Conseguenza ulteriore della inevitabile necessità di verificare ogni volta i fatti in via giudiziale, come già avvenuto per la Sea Watch 3, sarà una situazione di incertezza del diritto, dato che le circostanze dello specifico caso concreto dovranno essere oggetto di indagine e i relativi risultati potranno essere diversi. A ciò si aggiunga che l’invasivo potere di divieto, conferito al ministro dell’Interno dal decreto convertito, potrà consentigli di continuare a usare i migranti tenuti in mare come strumento di “ricatto” verso i Paesi europei, affinché li accolgano in deroga ai criteri fissati dal Regolamento di Dublino: ciò eviterà al ministro stesso di partecipare ai vertici europei ove si discutono modifiche a tale Regolamento – le quali peraltro vanno nel medesimo senso che egli mira ad ottenere con il “ricatto” – e gli consentirà così di amplificare propaganda e consensi. Per non parlare del fatto che la concentrazione delle competenze in materia di immigrazione in capo al titolare del Viminale, rafforzata dal provvedimento normativo in commento – sia pur apparentemente temperata dal ruolo dei ministri cui spetta co-firmare il divieto di entrata nelle acque territoriali — ha l’effetto di ridurre un fenomeno epocale come le migrazioni a un problema di ordine pubblico e sicurezza.
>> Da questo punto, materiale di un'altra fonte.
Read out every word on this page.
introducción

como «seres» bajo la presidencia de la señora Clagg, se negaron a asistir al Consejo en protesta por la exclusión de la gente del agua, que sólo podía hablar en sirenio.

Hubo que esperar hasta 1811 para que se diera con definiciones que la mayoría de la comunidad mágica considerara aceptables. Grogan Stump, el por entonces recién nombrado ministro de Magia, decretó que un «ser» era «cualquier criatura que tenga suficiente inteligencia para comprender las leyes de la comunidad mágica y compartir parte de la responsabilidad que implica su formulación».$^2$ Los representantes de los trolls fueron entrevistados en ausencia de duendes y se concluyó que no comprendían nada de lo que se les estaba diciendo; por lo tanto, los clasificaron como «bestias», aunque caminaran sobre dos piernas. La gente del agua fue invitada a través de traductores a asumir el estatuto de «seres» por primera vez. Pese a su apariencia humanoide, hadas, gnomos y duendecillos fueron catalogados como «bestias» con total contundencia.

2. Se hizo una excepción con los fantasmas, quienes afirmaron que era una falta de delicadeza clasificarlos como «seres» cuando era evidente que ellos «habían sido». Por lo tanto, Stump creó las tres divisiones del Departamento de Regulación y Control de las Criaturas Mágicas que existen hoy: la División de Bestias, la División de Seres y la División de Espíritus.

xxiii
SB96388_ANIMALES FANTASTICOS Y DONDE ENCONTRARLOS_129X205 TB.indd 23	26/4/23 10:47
Ogni volta in cui il ministro dell’Interno vieterà l’approdo in un porto – cosa che sta accadendo sistematicamente in base alla presunzione di colpevolezza di cui si è detto – rischia di essere necessario l’intervento giudiziale per accertare in concreto se il comandante della nave abbia colpevolmente violato il divieto del ministro
La conversione in legge del decreto sicurezza bis ha anche comportato l’inasprimento delle sanzioni a carico di chi opera salvataggi in mare di migrati irregolari violando il divieto di accedere nelle acque territoriali: si applicherà una multa che va da un minimo di 250 mila euro a un massimo di 1 milione di euro (nel testo originario era da 10 a 50 mila euro); il capitano della nave potrà essere immediatamente arrestato, se il suo comportamento configuri resistenza o violenza contro una nave da guerra; come sanzione accessoria, la sua imbarcazione potrà essere immediatamente confiscata (nella versione iniziale la confisca avveniva solo dopo la reiterazione del reato), previo sequestro cautelare, assegnata “dal prefetto in custodia agli organi di polizia, alle Capitanerie di porto o alla Marina militare ovvero ad altre amministrazioni dello Stato che ne facciano richiesta” e, se non utilizzata dallo Stato o venduta, potrà essere distrutta dopo che la confisca sia divenuta inoppugnabile.
Dunque, chi si imbatta in una barca di naufraghi stranieri che necessitano di assistenza sa già preventivamente che, se adempirà al dovere di soccorso, andrà incontro a tutto questo: la deterrenza dai salvataggi che le sanzioni particolarmente gravose mirano a esercitare costituisce un vero e proprio paradosso. La tensione connessa alle situazioni che in concreto potranno verificarsi porterà a un corto circuito nella corretta valutazione dei fatti da parte dell’opinione pubblica e alla ormai usuale polarizzazione che continua causare fratture nel vivere sociale. Sorge il sospetto che il fine ultimo del provvedimento sia proprio questo.